Comédie d’action de David Tomaszewski - 1 h 46

Après un film autobiographique (Comment c’est loin) et une série documentaire (Montre jamais ça à Personne), Orelsan change de genre pour se donner le premier rôle. Yoroï, réalisé par David Tomaszewski, est du genre inclassable, entre autofiction et lettre d’amour à la pop culture japonaise, de Mon Voisin Totoro aux Chevaliers du Zodiac. Aurélien, star normande du rap, s’installe après une tournée éreintante au Japon avec sa femme Nanako (Clara Choï), championne d’arts martiaux enceinte jusqu’au cou. Loin du Chant des sirènes et du bruit des réseaux sociaux.

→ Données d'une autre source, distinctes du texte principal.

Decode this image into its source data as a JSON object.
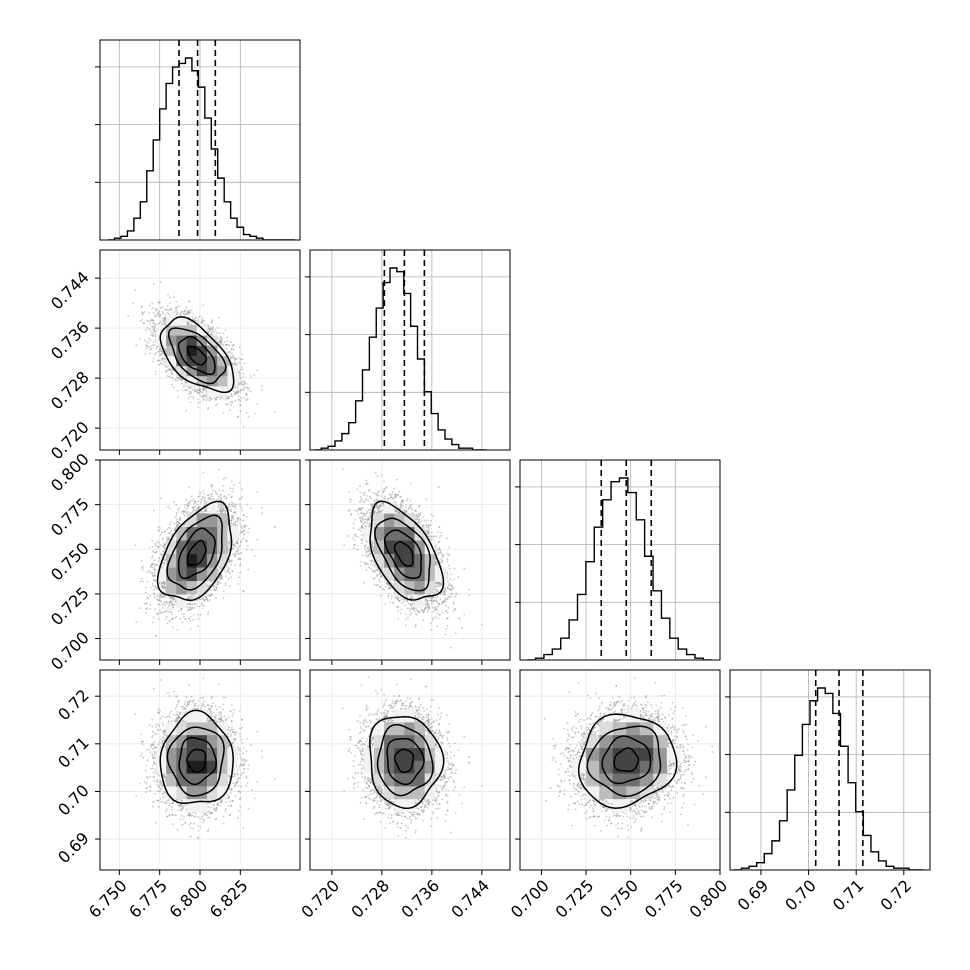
{
  "chart_data": {
    "type": "corner",
    "grid": true,
    "parameters": [
      {
        "range": [
          6.738,
          6.862
        ],
        "ticks": [
          "6.750",
          "6.775",
          "6.800",
          "6.825"
        ],
        "tick_values": [
          6.75,
          6.775,
          6.8,
          6.825
        ],
        "quantiles": [
          6.787,
          6.7985,
          6.8095
        ],
        "mean": 6.798,
        "sd": 0.0113,
        "hist": {
          "edges": [
            6.743,
            6.747,
            6.751,
            6.755,
            6.759,
            6.763,
            6.767,
            6.771,
            6.775,
            6.779,
            6.783,
            6.787,
            6.791,
            6.795,
            6.799,
            6.803,
            6.807,
            6.811,
            6.815,
            6.819,
            6.823,
            6.827,
            6.831,
            6.835,
            6.839,
            6.843,
            6.847,
            6.851,
            6.855,
            6.859
          ],
          "heights": [
            0.0,
            0.01,
            0.02,
            0.05,
            0.12,
            0.21,
            0.38,
            0.55,
            0.72,
            0.86,
            0.95,
            0.97,
            1.0,
            0.93,
            0.84,
            0.67,
            0.5,
            0.34,
            0.21,
            0.12,
            0.07,
            0.03,
            0.02,
            0.01,
            0.0,
            0.0,
            0.0,
            0.0,
            0.0
          ]
        }
      },
      {
        "range": [
          0.7165,
          0.7485
        ],
        "ticks": [
          "0.720",
          "0.728",
          "0.736",
          "0.744"
        ],
        "tick_values": [
          0.72,
          0.728,
          0.736,
          0.744
        ],
        "quantiles": [
          0.7284,
          0.7316,
          0.7348
        ],
        "mean": 0.7316,
        "sd": 0.0029,
        "hist": {
          "edges": [
            0.7172,
            0.7183,
            0.7194,
            0.7205,
            0.7216,
            0.7227,
            0.7238,
            0.7249,
            0.726,
            0.7271,
            0.7282,
            0.7293,
            0.7304,
            0.7315,
            0.7326,
            0.7337,
            0.7348,
            0.7359,
            0.737,
            0.7381,
            0.7392,
            0.7403,
            0.7414,
            0.7425,
            0.7436,
            0.7447
          ],
          "heights": [
            0.0,
            0.01,
            0.02,
            0.05,
            0.09,
            0.15,
            0.27,
            0.44,
            0.62,
            0.78,
            0.92,
            1.0,
            0.98,
            0.86,
            0.68,
            0.5,
            0.32,
            0.2,
            0.11,
            0.06,
            0.03,
            0.01,
            0.01,
            0.0,
            0.0
          ]
        }
      },
      {
        "range": [
          0.688,
          0.8
        ],
        "ticks": [
          "0.700",
          "0.725",
          "0.750",
          "0.775",
          "0.800"
        ],
        "tick_values": [
          0.7,
          0.725,
          0.75,
          0.775,
          0.8
        ],
        "quantiles": [
          0.7335,
          0.7475,
          0.7615
        ],
        "mean": 0.7475,
        "sd": 0.0135,
        "hist": {
          "edges": [
            0.692,
            0.6967,
            0.7014,
            0.7061,
            0.7108,
            0.7155,
            0.7202,
            0.7249,
            0.7296,
            0.7343,
            0.739,
            0.7437,
            0.7484,
            0.7531,
            0.7578,
            0.7625,
            0.7672,
            0.7719,
            0.7766,
            0.7813,
            0.786,
            0.7907,
            0.7954
          ],
          "heights": [
            0.0,
            0.01,
            0.03,
            0.06,
            0.12,
            0.22,
            0.36,
            0.54,
            0.73,
            0.88,
            0.98,
            1.0,
            0.92,
            0.77,
            0.57,
            0.38,
            0.23,
            0.12,
            0.06,
            0.03,
            0.01,
            0.0
          ]
        }
      },
      {
        "range": [
          0.6835,
          0.7255
        ],
        "ticks": [
          "0.69",
          "0.70",
          "0.71",
          "0.72"
        ],
        "tick_values": [
          0.69,
          0.7,
          0.71,
          0.72
        ],
        "quantiles": [
          0.7015,
          0.7064,
          0.7114
        ],
        "mean": 0.7065,
        "sd": 0.0048,
        "hist": {
          "edges": [
            0.6843,
            0.6859,
            0.6875,
            0.6891,
            0.6907,
            0.6923,
            0.6939,
            0.6955,
            0.6971,
            0.6987,
            0.7003,
            0.7019,
            0.7035,
            0.7051,
            0.7067,
            0.7083,
            0.7099,
            0.7115,
            0.7131,
            0.7147,
            0.7163,
            0.7179,
            0.7195,
            0.7211,
            0.7227,
            0.7243
          ],
          "heights": [
            0.0,
            0.01,
            0.02,
            0.04,
            0.09,
            0.16,
            0.27,
            0.44,
            0.63,
            0.8,
            0.93,
            1.0,
            0.97,
            0.86,
            0.68,
            0.48,
            0.32,
            0.19,
            0.1,
            0.05,
            0.02,
            0.01,
            0.01,
            0.0,
            0.0
          ]
        }
      }
    ],
    "pairs": [
      {
        "x": 0,
        "y": 1,
        "corr": -0.55
      },
      {
        "x": 0,
        "y": 2,
        "corr": 0.45
      },
      {
        "x": 1,
        "y": 2,
        "corr": -0.5
      },
      {
        "x": 0,
        "y": 3,
        "corr": 0.02
      },
      {
        "x": 1,
        "y": 3,
        "corr": -0.05
      },
      {
        "x": 2,
        "y": 3,
        "corr": 0.08
      }
    ],
    "contour_levels_sigma": [
      0.5,
      1.0,
      1.5,
      2.0
    ],
    "colors": {
      "line": "#000000",
      "points": "#9a9a9a",
      "grid": "#b0b0b0",
      "frame": "#000000"
    }
  }
}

Une chute dans un puits lui fait découvrir une armure ancestrale qui réveille des Yokaïs. Des créatures hostiles comme autant de vieux démons à combattre : l’alcool, la cigarette, les potes toxiques, la famille, les meufs (éternelles tentatrices), les politiques. Si l’emballage est nouveau, Yoroï raconte la même histoire que Grosse fatigue trente ans plus tôt. Michel Blanc imaginait un sosie goujat et érotomane salissant sa réputation. Ici Orelsan affronte Orelsama, double maléfique. Orelsan, « nul en baston » selon sa femme (mais ben coaché), rêve sa vie en couleurs et exorcise sa pire crainte, « l’embouffonnement » - devenir un bouffon, un bourgeois, un vendu au système. É. S.

Regretting You – À éviter

Drame romantique de Josh Boone - 1 h 56

En une décennie, la mère de famille texane Colleen Hoover est devenue la reine des clubs de lecture de TikTok et un poids lourd de l’édition, avec 23 millions d’exemplaires vendus de ses romances et thrillers psychologiques. Sans surprise, Hollywood s’est lancé dans une boulimie d’adaptations. Regretting You surfe sur les mêmes ingrédients : du trauma, des histoires d’amour avortées. Morgan Grant (Allison Williams, Girls) a sacrifié ses rêves pour élever sa fille Clara (McKenna Grace), qu’elle a eu au sortir du lycée. Morgan veut éviter que sa fille commette les mêmes erreurs, quitte à l’étouffer. Cet équilibre précaire vole en éclat quand le père de Clara et sa tante sont tués dans un accident de voiture qui révèle leur liaison. Le choc pousse Clara à se rapprocher d’un camarade de classe rebelle, ce qui horrifie Morgan.

Par sa facture vintage et sa mièvrerie assumée, Regretting You rappelle les romcoms des années 90 et la série pour ados Dawson. Un type de fiction désuet devenu l’apanage des plateformes plutôt que des salles. Mais même en étant fleur bleue, difficile de ne pas être interloqué par le manque de profondeur de l’ensemble, cousu de fil blanc et d’un léger puritanisme. Pour une intrigue placée sous le signe du deuil, l’exploration de ses ravages brille par son absence. C. J.